Saturday, January 2, 2010

Obama Awarded Noble Pils Prize

Since Winter has been in session for all of ten days, it is only fitting that the Samuel Adams Spring seasonal beer, Noble Pils, is now in local stores. The Pils replaces the White Ale as the Spring offering. So what's in the name? "Noble" refers to the varieties of hops used in the beer. Sam Adams says they use "all five of the noble hops". I only thought there were four, and could only come up with three off the top of my head (Hallertau, Tettnang, and Saaz, with Spalt being the one I couldn't remember). It turns out there is debate as to what constitutes "noble". Some lean toward the historical aspect, where the aforementioned hops were used predominately to make classic European beers. Some consider the British hops Fuggle and East Kent Golding as part of that noble group. Others say that it is more the characteristic of the hop that defines it as noble, in this case aromatic hops with lower alpha acids (in the 2-6% range) that are low in bitterness. So what do the Samuel Adams people think? I don't know- it is Saturday, and nobody is home in Boston. They have an emergency line, but I didn't think this column quite constituted a phone call from me. Damn all the hops, you just want it to be a good beer, right? And it is pretty tasty, though I'd have to go with a Pilsner Urquell over it on most days. The Noble Pils is lacking the bite and crispness that I like in a pils, as the honey-ish malt stands out more than the hops. This 5.2% pils can be purchased just about everywhere in town for around $7.99.


barleywhiner said...

The "noble" hops are more defined by the region in which they are grown rather than variety or quality, though the quality in terms of spice character is usually very high. The regions are Zatec, Spalter, Hallertau, Hersbruck, and Tettnang, with some considering the area around Antwerp as well. Notice all of these areas are also varieties. Here's where it gets confusing. You will often see "Hallertau Hersbrucker", and that means the Herbrucher variety, grown in the Hallertau region of Germany. Likewise, you could see "Hersbrucker Select", denoting the Select variety grown in Hersbrucker.

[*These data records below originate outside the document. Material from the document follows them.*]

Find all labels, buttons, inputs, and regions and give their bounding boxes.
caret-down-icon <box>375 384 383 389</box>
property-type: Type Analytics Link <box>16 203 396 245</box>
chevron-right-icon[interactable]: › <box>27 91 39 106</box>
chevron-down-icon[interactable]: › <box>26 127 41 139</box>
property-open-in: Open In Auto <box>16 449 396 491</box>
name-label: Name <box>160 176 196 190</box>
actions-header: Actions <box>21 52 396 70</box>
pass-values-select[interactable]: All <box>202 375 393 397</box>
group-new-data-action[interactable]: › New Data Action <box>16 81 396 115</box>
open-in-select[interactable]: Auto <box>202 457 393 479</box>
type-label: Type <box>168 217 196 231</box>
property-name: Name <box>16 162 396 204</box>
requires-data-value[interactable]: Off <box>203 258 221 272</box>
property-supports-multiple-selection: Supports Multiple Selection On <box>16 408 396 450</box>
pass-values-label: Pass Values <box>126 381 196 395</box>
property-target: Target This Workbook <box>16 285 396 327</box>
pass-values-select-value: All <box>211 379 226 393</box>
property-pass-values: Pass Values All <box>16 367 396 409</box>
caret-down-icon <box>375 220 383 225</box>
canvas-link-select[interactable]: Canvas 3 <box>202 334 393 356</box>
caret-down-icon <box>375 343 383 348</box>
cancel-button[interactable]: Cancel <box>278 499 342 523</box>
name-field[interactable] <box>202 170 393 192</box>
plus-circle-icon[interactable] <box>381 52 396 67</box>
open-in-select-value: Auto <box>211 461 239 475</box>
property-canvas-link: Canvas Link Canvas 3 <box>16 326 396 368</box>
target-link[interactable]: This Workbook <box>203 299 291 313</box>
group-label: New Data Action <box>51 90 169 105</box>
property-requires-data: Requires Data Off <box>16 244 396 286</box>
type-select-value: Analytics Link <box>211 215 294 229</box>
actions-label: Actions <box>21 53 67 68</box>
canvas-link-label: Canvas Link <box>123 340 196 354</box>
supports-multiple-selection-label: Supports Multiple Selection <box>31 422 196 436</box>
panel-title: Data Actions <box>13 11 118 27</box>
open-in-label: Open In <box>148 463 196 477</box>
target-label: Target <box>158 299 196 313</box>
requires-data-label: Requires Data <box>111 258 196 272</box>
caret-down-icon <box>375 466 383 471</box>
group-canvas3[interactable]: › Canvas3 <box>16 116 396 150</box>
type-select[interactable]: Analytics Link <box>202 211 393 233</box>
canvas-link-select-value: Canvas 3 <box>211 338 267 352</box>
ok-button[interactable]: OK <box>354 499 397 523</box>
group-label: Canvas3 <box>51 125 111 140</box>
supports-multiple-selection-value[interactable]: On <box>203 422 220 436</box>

To make it even more confusing, some of the varieties that are grown in these regions, for instance Magnum, would never be considered noble.

ABQbeergeek said...

Hey Jeff, thanks for writing in with all that info. I was aware of the hops being defined by region, but somehow I didn't know about Hersbruck. I also didn't know what penne pasta was until I was 21, so I'm behind the curve at bit. I talked to a Sam Adams brewer yesterday, and Hersbrucker was the fifth of the the noble hops described in the beer.